Chronicle continues to fail us
I'll get back to the Hawaii field trip reports when I get a bit more time, I promise; but in the meantime:
Katherine Gregor at the Chronicle has published yet another in what must be about a half-dozen articles by now promoting TOD on the commuter rail line. As I noted in comments, it's now 2007 (3 years after the election; 1 year before service supposedly starts), and yet nobody at the Chronicle has ever bothered to analyze the service from the perspective of a prospective passenger.
As I noted in my previous crackplog You Can't Have TOD WIthout Good T, the experience around the country is very consistent: if you expect people to pay more (relatively) to live in higher density development outside downtown, you'd better be sure that their transit alternative is a very good one.
So how about it? How have we done here?
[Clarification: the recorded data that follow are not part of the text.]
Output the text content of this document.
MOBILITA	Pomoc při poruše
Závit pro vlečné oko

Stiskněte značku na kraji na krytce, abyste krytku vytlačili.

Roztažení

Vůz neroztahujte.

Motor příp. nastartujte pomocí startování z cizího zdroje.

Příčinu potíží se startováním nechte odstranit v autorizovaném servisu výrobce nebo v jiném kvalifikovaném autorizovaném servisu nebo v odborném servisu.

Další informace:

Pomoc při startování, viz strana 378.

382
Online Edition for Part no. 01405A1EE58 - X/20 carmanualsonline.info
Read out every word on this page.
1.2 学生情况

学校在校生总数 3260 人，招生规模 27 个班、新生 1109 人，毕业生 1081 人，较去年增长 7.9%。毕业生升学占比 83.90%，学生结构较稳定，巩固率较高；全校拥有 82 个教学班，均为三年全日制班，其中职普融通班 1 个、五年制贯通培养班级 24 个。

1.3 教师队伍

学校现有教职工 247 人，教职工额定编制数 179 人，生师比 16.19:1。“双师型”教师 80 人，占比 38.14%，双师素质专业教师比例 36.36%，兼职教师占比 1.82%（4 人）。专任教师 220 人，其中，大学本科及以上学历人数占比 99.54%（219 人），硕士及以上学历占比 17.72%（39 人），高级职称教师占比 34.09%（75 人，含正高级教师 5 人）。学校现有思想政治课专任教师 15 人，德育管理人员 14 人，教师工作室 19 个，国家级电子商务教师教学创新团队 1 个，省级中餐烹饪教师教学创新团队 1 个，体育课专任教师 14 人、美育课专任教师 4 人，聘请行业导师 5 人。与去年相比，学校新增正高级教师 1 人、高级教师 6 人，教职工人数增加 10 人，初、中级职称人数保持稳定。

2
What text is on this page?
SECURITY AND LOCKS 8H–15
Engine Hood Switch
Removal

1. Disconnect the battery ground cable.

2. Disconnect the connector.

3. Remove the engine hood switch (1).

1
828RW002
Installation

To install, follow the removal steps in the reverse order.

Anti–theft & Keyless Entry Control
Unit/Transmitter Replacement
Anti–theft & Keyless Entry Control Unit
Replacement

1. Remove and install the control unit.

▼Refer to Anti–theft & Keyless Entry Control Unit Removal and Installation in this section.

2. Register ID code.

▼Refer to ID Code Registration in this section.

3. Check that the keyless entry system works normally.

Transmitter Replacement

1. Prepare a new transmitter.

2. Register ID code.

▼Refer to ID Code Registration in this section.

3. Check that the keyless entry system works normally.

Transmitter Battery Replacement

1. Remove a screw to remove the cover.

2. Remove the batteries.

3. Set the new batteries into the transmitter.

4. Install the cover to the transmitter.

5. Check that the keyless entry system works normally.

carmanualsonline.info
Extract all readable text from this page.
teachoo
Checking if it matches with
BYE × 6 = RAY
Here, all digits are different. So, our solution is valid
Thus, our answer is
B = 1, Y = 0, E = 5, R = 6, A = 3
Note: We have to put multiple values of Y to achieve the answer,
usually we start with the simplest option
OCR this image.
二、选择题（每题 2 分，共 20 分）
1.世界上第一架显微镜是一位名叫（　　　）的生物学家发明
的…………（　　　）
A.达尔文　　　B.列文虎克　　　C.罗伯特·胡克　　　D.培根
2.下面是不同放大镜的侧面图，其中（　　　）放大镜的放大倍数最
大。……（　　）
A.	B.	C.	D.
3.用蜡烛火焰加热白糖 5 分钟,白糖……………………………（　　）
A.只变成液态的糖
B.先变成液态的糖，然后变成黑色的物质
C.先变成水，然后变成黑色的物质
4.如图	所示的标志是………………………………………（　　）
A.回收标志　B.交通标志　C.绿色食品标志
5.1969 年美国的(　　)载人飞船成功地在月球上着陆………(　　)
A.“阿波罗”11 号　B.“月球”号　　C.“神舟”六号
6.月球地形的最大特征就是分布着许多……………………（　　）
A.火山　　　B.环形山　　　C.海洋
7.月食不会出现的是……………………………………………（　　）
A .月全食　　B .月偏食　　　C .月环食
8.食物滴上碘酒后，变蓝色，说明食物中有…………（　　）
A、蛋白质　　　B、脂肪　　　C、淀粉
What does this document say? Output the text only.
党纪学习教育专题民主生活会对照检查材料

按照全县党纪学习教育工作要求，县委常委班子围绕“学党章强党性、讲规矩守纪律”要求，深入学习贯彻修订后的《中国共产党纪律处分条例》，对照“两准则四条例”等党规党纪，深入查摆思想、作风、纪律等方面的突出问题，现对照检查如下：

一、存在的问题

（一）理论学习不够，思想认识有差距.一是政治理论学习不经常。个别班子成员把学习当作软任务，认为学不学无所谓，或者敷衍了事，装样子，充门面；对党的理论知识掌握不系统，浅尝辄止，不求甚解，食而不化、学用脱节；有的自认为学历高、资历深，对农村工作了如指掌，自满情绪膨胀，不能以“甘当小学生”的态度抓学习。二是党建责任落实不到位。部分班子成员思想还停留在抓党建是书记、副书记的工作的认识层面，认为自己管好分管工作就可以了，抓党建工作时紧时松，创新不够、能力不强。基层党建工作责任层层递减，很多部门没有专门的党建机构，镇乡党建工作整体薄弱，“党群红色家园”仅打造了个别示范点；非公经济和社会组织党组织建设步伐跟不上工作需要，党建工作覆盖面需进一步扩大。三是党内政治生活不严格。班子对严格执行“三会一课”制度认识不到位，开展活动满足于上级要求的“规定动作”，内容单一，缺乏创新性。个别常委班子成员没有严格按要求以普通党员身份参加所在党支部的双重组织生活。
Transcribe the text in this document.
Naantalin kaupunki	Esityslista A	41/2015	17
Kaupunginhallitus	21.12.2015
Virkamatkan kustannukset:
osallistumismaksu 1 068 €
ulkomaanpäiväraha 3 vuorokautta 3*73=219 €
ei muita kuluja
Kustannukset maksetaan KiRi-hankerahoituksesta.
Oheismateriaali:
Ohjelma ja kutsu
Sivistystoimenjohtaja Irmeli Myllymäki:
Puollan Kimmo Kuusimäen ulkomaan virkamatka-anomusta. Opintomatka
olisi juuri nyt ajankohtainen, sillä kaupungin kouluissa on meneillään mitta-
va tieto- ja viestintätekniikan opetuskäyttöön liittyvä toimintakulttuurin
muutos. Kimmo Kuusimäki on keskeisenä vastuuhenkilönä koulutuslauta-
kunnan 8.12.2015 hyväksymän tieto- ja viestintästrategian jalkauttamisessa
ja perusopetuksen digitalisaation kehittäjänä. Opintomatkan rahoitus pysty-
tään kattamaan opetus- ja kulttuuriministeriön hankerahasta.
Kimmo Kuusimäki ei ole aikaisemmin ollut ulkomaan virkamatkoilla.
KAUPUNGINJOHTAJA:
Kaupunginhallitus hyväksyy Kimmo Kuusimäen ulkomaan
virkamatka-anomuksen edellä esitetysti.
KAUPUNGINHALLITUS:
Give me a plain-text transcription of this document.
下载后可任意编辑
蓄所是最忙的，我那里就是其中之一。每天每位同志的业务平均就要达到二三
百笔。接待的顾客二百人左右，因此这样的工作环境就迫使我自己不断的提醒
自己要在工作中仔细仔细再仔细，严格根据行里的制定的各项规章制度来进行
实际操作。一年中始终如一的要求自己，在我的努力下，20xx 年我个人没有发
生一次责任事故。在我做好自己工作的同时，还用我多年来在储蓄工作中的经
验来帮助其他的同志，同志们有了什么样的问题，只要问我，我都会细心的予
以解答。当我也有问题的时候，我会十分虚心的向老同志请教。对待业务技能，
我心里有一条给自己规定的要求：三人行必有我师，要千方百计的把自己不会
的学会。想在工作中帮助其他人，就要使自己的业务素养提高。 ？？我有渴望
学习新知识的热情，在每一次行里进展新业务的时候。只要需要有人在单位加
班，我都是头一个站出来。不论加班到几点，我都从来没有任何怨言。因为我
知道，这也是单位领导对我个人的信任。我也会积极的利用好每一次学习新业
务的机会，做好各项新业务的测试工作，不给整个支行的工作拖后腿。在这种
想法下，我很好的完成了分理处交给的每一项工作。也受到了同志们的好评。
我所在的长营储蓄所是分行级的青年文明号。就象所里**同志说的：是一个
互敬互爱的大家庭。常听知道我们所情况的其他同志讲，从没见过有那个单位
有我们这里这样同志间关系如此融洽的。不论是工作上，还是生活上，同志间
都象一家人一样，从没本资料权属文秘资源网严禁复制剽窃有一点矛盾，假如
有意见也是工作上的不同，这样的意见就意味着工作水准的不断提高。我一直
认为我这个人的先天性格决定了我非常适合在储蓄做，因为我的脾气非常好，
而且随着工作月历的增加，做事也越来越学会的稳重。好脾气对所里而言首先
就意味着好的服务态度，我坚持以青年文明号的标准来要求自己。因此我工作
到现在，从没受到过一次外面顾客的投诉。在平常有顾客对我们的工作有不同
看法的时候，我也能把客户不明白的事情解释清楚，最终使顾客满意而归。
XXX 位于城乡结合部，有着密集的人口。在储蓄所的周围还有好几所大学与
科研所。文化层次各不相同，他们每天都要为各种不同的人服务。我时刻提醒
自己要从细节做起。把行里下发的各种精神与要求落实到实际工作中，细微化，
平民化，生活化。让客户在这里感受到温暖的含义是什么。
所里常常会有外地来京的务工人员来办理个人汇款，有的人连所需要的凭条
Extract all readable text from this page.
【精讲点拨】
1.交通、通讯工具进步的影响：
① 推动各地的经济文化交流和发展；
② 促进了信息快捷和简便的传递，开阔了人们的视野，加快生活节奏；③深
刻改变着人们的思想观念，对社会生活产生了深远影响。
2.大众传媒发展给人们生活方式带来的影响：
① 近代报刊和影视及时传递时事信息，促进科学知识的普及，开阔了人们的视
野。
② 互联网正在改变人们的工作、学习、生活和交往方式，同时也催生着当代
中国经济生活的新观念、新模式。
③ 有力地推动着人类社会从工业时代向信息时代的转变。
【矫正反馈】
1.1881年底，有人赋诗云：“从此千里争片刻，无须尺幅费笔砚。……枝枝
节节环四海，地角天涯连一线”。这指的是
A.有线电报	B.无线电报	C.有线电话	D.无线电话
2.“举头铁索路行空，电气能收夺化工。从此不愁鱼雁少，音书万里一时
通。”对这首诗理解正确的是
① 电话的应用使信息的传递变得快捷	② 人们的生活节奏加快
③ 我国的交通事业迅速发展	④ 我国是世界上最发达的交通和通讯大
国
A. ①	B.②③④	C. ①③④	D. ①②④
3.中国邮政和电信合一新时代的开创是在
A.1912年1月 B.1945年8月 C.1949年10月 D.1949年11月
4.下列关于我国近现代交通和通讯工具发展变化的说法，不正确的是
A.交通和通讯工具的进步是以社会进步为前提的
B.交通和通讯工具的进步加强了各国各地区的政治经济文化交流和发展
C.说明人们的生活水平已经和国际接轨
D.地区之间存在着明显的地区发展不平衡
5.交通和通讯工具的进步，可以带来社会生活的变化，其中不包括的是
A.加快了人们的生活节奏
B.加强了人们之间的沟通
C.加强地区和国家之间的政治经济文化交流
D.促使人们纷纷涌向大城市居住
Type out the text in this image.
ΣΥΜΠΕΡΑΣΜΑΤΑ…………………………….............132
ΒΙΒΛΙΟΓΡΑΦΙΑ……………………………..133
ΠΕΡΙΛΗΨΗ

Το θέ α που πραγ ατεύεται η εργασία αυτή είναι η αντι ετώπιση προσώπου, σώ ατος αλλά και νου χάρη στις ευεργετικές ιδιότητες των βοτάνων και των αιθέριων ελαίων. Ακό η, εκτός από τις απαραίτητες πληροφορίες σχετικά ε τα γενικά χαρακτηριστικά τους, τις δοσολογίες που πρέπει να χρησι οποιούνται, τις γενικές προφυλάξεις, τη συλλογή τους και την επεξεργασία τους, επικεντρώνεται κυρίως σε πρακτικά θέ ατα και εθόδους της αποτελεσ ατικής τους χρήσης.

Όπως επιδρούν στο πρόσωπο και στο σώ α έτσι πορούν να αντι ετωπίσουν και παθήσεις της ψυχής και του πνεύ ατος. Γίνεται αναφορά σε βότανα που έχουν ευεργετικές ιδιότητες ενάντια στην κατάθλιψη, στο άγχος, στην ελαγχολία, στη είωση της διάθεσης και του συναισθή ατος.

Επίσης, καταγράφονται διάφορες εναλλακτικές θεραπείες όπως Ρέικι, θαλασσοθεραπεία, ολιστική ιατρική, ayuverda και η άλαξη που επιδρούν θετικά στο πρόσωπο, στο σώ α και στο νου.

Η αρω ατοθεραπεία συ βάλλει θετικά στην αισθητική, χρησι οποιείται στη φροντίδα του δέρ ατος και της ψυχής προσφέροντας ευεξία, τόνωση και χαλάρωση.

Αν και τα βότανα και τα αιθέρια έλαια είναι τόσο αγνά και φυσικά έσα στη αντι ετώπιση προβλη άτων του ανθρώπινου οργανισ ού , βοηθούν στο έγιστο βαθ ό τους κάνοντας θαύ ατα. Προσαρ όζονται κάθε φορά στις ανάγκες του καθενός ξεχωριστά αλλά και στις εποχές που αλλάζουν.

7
Well, each resident of these "TOD"s faces two shuttle bus rides (one each way, which will basically turn off all commuters who actually own cars), and an infrequently-running rail service (runs every half-hour during rush hours and only once in the middle of the day). Sound like good T to you? And as I've mentioned, well, about a billion times, it is impossible to morph this commuter rail line into something like 2000's light rail proposal to eliminate that shuttle bus ride to UT, the Capitol, and the part of downtown where people actually work in offices.
Anyways, this is the kind of analysis the Chronicle ought to be doing. But, instead, the recent pattern has been basically fleshing out press releases with some fluffy and modest prose which tries desperately to avoid coming to any conclusions at all - unless, of course, they happen to be conclusions supported by the ANC (or the so-called "granola mafia").
So what the hell is up at the Chronicle? I honestly didn't think I'd be pining for the days of Mike Clark-Madison, who I thought was irrationally pro-neighborhood at the time, but honestly, he's Woodward and/or Bernstein compared to the current crop. It's a sad day when you actually get better analysis of local politics from the Statesman, but that day is just about here.